The nostalgia in the production — a blend of crisp digital synth textures and ringing grooves drawn directly from ’90s house music — further bolsters the shadowed euphoria of a song like “Sour Candy,” in which Gaga is joined by the K-pop girl group Blackpink; “Sine From Above,” featuring Elton John, gets a similar friction from the interplay between their voices.

But even a tune as exuberant as “Enigma” (which shares its title with the splashy Las Vegas show Gaga premiered in late 2018) can’t help twanging a few melancholy notes as she ponders the thrill of a pre-lockdown hook-up.

Hearing “Chromatica” now — not just amid the pandemic, but as the country is roiled by protests as big as any in decades — also leads you to look for signs that Lady Gaga is living up to the political consciousness that defines the history of dance music, thanks in large part to the efforts of black and brown people.

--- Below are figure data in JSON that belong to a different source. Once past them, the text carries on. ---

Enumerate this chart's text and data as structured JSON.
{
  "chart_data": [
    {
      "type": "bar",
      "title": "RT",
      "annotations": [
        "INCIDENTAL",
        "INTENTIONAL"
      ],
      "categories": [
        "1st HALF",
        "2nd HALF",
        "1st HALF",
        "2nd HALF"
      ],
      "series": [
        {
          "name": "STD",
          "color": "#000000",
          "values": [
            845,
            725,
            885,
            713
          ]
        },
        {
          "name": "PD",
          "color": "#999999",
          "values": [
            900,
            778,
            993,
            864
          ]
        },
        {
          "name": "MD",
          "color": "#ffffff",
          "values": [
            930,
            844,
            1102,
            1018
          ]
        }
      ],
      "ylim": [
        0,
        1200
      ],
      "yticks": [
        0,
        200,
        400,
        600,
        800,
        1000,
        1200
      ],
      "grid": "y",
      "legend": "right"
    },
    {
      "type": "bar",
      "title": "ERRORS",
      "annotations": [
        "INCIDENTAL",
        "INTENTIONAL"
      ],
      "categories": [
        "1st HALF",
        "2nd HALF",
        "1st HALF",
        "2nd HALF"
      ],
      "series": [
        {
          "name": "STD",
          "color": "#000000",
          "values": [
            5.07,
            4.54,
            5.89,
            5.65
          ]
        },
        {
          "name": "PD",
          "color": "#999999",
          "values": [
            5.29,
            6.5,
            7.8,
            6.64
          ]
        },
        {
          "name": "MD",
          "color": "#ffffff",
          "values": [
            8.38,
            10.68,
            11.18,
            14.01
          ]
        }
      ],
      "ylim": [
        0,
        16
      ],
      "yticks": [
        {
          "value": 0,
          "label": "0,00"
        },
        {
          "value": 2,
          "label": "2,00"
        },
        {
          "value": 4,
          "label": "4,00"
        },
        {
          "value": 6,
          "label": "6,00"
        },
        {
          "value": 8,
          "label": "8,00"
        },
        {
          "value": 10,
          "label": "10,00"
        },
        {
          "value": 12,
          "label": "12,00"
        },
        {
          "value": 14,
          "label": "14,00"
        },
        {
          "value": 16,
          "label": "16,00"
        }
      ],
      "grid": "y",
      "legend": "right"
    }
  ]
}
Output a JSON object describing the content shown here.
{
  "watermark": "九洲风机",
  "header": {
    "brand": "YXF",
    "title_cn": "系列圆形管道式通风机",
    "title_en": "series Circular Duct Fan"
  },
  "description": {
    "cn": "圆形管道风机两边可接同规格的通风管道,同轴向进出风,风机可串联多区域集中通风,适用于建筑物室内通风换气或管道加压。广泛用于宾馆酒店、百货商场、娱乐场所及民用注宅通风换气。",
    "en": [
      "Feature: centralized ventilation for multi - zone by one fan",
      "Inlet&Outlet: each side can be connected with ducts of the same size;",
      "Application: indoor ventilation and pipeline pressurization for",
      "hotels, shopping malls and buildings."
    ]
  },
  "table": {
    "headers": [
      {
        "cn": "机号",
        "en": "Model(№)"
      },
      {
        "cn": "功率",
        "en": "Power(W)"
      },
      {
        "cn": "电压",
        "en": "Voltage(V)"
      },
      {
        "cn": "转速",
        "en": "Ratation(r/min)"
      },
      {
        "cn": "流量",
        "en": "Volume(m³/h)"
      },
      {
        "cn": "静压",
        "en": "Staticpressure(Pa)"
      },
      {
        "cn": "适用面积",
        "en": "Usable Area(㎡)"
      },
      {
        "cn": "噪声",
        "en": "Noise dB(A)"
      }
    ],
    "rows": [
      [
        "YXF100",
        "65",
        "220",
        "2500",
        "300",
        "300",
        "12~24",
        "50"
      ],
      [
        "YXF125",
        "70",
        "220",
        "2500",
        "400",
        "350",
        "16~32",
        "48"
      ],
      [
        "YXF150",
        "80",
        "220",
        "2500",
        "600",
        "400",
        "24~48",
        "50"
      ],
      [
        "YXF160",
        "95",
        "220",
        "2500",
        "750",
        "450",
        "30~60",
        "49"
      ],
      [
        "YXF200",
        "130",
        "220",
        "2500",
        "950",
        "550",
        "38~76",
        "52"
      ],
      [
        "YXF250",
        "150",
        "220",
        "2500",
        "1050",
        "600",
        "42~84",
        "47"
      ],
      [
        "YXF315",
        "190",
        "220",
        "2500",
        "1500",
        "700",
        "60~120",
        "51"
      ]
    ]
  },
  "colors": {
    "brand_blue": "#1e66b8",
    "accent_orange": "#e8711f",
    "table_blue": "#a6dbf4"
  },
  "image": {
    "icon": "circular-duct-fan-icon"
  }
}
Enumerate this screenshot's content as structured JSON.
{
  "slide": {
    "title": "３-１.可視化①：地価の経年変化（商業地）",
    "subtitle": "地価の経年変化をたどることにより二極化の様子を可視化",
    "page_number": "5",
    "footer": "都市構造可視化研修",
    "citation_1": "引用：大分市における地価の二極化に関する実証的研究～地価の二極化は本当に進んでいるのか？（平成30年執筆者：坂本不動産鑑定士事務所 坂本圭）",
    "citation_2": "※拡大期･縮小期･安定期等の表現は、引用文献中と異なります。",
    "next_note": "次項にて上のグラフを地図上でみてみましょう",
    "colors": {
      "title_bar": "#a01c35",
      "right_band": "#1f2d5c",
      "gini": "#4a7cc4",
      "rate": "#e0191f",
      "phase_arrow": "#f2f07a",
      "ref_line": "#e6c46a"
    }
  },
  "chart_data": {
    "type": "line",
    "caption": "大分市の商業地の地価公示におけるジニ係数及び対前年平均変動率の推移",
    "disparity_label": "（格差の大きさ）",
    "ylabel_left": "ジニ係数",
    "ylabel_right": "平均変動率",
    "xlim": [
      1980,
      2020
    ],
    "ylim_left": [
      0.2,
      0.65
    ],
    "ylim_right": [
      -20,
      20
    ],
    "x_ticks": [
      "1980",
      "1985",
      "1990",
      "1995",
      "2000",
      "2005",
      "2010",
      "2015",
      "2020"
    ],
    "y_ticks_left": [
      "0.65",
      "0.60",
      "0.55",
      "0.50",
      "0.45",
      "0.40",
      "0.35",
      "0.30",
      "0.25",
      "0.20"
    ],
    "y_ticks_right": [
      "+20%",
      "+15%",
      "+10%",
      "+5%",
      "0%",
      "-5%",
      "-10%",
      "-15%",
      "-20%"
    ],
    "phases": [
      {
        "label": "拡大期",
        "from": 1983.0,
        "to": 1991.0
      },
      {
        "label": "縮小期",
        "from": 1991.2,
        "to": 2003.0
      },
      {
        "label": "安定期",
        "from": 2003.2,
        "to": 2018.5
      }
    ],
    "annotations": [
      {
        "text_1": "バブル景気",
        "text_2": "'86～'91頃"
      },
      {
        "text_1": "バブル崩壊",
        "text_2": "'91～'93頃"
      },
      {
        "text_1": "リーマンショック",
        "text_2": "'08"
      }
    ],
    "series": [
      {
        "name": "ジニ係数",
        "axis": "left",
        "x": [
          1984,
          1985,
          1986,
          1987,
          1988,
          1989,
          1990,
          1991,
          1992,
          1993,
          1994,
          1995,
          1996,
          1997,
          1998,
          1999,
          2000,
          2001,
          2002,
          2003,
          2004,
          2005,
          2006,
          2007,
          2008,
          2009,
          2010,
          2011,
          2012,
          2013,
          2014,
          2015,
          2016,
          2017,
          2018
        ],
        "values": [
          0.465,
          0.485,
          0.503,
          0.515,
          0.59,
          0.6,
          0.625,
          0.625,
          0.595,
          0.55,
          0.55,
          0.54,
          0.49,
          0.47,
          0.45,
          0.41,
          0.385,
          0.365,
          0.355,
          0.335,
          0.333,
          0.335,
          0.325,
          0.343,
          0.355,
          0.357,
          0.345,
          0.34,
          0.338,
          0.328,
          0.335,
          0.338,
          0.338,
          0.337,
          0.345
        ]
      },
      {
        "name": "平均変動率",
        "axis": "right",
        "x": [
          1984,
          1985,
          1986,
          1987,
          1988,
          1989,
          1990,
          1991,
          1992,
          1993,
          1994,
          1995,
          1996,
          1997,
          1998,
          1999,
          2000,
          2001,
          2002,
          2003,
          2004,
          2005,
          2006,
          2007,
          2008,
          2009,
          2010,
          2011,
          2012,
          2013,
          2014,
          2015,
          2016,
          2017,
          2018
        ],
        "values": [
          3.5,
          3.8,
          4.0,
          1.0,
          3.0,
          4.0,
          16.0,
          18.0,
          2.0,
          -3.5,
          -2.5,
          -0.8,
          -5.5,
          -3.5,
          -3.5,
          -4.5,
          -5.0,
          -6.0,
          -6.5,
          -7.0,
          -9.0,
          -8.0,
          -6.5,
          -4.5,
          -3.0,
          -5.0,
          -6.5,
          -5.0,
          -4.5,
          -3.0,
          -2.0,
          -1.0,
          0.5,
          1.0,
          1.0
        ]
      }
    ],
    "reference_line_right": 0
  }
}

The album delivers traces of it here and there, as in “Free Woman,” in which she ponders the effects of a sexual assault, and “Plastic Doll,” about the fraught intersection of beauty and commerce. But no music can yet tell us about the turmoil of this precise moment, of course.

“I have a lot of things to say about this,” Gaga wrote on Saturday. Maybe when she articulates them in song, we won’t have to judge the music against some terrible new backdrop.